We pop into Lambert’s boutique, a clothing-and-souvenir store called the Pink Pistol. (Rated the number-one attraction in Tishomingo on TripAdvisor!) (Out of two.) The vibe is somewhere between cowgirl-chic and a Branson gift shop: racks of designer cutoffs and sequined tops; Pink Pistol–branded koozies and trucker hats; lip balm and scented candles and kitchen gadgets; and a book called Don’t Squat With Your Spurs On: A Cowboy’s Guide to Life. Shelton says Lambert has almost single-handedly turned Tishomingo around. “Since she put in that store, there’s businesses moving in, Main Street’s come back to life,” he says. “I’m just a guy who drives to the gas station like, ‘Golly, look at all the cars!'”
Lambert says that before she opened the store, in 2012, she wasn’t completely sold on Tishomingo: “When I first moved here, I was 23. I only knew one person. I didn’t have anybody. But when I opened the store, I feel like I kind of put down roots. Now I have my little thing, and all the girls are my friends.”

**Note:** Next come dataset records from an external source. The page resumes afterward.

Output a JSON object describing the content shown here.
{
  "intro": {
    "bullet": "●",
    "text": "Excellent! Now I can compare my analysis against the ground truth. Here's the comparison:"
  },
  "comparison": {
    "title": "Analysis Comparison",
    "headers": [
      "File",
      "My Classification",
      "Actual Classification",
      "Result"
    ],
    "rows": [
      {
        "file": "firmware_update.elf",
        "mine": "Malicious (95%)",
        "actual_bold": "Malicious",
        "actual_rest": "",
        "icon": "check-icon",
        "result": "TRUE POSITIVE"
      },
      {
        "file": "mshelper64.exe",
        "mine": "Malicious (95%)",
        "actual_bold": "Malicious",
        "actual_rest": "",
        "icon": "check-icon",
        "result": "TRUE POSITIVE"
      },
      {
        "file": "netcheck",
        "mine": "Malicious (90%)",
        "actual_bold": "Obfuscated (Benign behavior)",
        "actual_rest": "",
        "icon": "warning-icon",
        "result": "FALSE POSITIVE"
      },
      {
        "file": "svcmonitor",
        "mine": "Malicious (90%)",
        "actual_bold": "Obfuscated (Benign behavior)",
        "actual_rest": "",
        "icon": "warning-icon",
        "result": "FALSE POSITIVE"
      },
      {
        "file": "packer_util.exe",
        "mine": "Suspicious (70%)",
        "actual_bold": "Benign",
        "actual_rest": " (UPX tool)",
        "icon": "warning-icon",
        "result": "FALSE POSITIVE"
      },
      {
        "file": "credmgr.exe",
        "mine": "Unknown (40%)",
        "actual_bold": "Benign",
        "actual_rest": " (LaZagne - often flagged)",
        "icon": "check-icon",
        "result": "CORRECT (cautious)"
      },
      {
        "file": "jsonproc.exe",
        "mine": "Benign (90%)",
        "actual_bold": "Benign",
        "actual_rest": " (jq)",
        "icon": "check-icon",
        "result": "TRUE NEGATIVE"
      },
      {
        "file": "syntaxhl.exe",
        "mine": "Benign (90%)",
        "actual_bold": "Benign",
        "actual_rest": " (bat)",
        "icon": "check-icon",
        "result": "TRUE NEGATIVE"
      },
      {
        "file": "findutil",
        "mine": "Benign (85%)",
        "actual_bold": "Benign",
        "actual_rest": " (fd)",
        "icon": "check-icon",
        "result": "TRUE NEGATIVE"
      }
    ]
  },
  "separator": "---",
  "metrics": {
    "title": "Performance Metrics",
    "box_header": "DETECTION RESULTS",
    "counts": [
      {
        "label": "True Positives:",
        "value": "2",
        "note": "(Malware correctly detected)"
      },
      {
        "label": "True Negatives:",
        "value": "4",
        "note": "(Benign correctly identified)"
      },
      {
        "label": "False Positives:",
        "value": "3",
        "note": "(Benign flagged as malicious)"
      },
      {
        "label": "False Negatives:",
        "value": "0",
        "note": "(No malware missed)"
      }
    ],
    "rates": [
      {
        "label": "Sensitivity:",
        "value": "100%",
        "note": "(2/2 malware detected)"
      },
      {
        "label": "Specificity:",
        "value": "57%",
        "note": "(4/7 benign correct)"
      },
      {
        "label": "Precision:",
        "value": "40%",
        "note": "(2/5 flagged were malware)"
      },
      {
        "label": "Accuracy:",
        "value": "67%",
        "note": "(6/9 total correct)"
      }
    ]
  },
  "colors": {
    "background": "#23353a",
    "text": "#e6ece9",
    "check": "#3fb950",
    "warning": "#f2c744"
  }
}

“The girls” are Lambert’s nine employees, all of them women. Sometimes she’ll take them on a field trip for some team bonding: They call them “Randatory Fun Days.” (“I didn’t coin that,” she says. “It’d be really corny if I did.”) A few months ago, Lambert rented a party bus and drove all of them to Dallas to do some “inspiration shopping”; before that, they took a class to get their concealed-handgun permits. “We’re planning another one right now – maybe to a horse track,” Lambert says. “We found a bunch of quarters in our gumball machine, and I was like, ‘Save it – that’s beer money!'”
After guzzling a quick root beer from the soda fountain, we head across the street to the Ladysmith, the eight-room bed-and-breakfast Lambert is planning to open this summer, next to Guerrero’s Mexican Restaurant. (“I wish they’d change the font on their sign,” Lambert says. “It looks so … Mexican restaurant.”) She bought the 100-year-old building a couple of years ago, and she and her contractor have been fixing it up. The interior is all old barn wood and reclaimed tin ceilings, decorated with fixtures and furniture she’s acquired on countless trips to her favorite Texas antique fair. There’s also a bar with a balcony overlooking Main Street. “We’re probably gonna close it and lock it at midnight, though,” she says. “We don’t need anybody overboard.”
The hotel is named after her Smith & Wesson Ladysmith, a .38 revolver with a hot-pink grip. (It’s the one Lambert carries, and also the one she named her store after.) At first she was hesitant to name another business after a firearm: “I wanted to be a little more classy and upscale,” she says. “But we were going through names and going through names, and I couldn’t think of anything else. And anyway, it just sounded awesome.” She and Shelton both keep pistols by their bed: “One night, we jumped out of bed with them, like, ‘Someone’s breaking in!'” It turned out to be their new ice machine.
Sometimes, as with the gun motif, Lambert’s life can seem like an extended piece of cross-promotion for her brand – but a more generous interpretation is that she’s just singing what she lives. That’s certainly true in the case of her favorite truck, a cherry-red 1955 Chevy Stepside, which we’re on our way to get now. Its name is Tammy, because there was a Tammy Wynette tape inside when Lambert got it. She sings about it on her latest single, “Automatic,” and named her winery after it, too (Red 55). Springtime is about the only time she can drive it: “There’s no AC, the wipers don’t work, and the inside-door handles fell off,” she says with pride. “Blake’s never driven it.” She grins. “I don’t think he knows how.”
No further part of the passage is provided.